An “alarming trajectory”
In establishing the commission and calling for the MAHA commission assessment, the White House cited data marking an “alarming trajectory that requires immediate action,” including statistics showing that among more than 200 countries and territories, the US had the highest age-standardized incidence rate of cancer in 2021 and experienced an 88% increase in cancer from 1990-2021, the largest percentage increase of any country evaluated.
For children, 2022 data shows more than 40% of the country’s youth – roughly 30 million – suffered from at least one chronic health problem, with nearly 30% of adolescents prediabetic. More than 3.4 million children are medicated for attention deficit disorders, with diagnoses continuing to climb, the White House states.

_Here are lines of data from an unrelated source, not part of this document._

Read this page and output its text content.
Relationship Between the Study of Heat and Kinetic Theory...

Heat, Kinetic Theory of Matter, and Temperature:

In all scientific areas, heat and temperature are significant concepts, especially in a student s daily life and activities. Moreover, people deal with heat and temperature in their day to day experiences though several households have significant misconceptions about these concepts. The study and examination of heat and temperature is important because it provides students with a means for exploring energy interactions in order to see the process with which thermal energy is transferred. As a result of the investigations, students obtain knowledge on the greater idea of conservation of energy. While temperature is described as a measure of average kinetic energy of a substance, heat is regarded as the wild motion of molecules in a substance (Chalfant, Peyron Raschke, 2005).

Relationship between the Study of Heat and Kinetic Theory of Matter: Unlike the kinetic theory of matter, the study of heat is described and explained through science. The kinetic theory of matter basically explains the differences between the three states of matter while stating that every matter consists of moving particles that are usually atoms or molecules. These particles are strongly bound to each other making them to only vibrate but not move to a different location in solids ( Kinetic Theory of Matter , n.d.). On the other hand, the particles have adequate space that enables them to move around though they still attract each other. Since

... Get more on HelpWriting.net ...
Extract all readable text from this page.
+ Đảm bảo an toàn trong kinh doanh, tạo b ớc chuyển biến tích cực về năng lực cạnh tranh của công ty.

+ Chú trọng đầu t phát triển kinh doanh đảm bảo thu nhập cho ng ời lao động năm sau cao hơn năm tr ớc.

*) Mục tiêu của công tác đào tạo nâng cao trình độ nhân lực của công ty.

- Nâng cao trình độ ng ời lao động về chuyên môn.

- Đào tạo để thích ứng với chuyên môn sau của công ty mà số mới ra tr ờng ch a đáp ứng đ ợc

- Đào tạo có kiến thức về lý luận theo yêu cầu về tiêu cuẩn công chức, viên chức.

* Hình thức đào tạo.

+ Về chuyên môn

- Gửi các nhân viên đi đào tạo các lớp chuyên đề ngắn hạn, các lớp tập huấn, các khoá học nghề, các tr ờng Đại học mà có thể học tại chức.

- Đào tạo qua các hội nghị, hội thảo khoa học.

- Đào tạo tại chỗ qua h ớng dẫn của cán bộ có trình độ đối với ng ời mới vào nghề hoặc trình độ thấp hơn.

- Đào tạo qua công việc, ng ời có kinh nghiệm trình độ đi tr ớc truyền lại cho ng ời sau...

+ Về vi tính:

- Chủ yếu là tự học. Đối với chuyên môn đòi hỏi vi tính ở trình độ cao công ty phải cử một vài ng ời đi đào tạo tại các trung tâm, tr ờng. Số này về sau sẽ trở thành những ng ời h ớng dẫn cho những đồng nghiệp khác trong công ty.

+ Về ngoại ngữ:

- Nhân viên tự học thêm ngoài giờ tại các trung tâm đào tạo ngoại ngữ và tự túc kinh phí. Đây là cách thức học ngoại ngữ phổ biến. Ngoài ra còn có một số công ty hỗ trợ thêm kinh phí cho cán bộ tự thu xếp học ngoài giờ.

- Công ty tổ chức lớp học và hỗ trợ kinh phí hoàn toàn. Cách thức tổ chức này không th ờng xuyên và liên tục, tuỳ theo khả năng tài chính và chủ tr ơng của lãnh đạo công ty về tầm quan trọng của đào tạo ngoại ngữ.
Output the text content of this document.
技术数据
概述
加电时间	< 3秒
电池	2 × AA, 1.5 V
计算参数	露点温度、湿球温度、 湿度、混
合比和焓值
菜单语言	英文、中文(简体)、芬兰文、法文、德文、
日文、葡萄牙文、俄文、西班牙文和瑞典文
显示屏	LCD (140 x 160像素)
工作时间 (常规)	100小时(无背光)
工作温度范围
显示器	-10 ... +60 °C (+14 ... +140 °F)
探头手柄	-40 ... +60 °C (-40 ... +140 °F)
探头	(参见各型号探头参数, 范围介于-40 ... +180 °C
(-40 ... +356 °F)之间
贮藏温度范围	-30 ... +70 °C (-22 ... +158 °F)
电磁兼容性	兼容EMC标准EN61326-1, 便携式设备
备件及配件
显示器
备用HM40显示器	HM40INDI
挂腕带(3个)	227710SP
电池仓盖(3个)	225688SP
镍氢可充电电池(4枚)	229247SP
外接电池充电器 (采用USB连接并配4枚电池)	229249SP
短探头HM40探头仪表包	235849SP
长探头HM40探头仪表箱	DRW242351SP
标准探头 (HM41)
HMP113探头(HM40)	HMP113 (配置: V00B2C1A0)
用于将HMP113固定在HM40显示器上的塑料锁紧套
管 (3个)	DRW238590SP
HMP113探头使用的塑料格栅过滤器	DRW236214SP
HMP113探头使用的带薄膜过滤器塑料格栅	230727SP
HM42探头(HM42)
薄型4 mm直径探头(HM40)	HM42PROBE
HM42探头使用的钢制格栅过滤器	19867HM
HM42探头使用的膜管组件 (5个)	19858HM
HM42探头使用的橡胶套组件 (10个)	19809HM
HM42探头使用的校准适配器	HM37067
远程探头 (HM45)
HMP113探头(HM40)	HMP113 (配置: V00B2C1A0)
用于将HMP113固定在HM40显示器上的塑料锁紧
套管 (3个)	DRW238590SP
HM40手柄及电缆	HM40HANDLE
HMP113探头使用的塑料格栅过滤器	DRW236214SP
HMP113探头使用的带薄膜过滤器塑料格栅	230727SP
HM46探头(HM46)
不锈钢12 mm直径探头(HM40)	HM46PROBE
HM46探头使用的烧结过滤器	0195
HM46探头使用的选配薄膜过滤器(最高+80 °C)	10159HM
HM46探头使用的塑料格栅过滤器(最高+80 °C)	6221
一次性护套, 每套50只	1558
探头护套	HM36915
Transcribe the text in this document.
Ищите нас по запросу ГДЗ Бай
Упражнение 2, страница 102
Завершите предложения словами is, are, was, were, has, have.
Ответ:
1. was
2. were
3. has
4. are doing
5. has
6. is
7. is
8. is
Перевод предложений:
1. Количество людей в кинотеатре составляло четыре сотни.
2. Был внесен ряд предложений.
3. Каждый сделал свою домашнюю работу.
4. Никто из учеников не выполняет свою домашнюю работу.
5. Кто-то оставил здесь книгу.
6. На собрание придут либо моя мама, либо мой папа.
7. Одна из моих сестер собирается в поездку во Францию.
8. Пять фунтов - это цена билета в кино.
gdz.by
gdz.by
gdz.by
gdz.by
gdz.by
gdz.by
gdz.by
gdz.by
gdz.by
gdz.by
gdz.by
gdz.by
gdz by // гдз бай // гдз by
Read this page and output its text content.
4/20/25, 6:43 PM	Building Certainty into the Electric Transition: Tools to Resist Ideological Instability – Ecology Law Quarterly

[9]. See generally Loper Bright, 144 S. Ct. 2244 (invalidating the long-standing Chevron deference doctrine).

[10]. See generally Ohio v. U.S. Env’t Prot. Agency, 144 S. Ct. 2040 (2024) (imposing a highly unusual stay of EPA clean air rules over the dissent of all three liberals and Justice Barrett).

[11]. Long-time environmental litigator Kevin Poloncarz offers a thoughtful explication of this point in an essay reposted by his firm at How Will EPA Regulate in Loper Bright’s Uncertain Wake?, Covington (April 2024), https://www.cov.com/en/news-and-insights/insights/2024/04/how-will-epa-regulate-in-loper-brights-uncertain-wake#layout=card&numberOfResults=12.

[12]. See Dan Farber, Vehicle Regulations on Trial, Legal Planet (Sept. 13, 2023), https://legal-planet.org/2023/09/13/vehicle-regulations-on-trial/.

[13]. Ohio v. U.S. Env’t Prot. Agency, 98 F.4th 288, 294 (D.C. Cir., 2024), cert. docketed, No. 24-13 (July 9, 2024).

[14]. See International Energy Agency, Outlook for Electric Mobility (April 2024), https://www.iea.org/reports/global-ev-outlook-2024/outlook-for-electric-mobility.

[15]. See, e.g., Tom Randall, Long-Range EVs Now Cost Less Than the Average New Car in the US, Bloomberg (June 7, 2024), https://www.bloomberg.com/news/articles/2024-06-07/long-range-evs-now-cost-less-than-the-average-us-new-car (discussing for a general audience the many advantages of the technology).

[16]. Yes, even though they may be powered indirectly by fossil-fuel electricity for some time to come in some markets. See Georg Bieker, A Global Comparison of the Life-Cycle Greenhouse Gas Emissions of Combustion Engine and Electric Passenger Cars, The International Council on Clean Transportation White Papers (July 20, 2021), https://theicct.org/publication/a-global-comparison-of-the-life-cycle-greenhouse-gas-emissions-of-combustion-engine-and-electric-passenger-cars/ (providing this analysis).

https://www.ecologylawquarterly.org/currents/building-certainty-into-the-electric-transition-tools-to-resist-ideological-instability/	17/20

The MAHA report does not exclusively blame chemicals, but also cites health problems associated with diets heavily reliant on ultra-processed foods containing harmful additives; a lack of physical activity that has led to a decline in fitness; chronic stress; inadequate sleep; common consumptions of prescription medicines that include stimulants and antidepressants; and an increase over the last 40 years in the number of government-recommended vaccines.
The report calls for multiple new research initiatives to “close critical research gaps” and guide policy changes.
“To turn the tide and better protect our children, the United States must act decisively,” the report states. “During this administration, we will begin reversing the childhood chronic disease crisis by confronting its root causes-not just its symptoms. This means pursuing truth, embracing science, and enacting pro-growth policies and innovations to restore children’s health. Today’s children are tomorrow’s workforce, caregivers, and leaders—we can no longer afford to ignore this crisis.”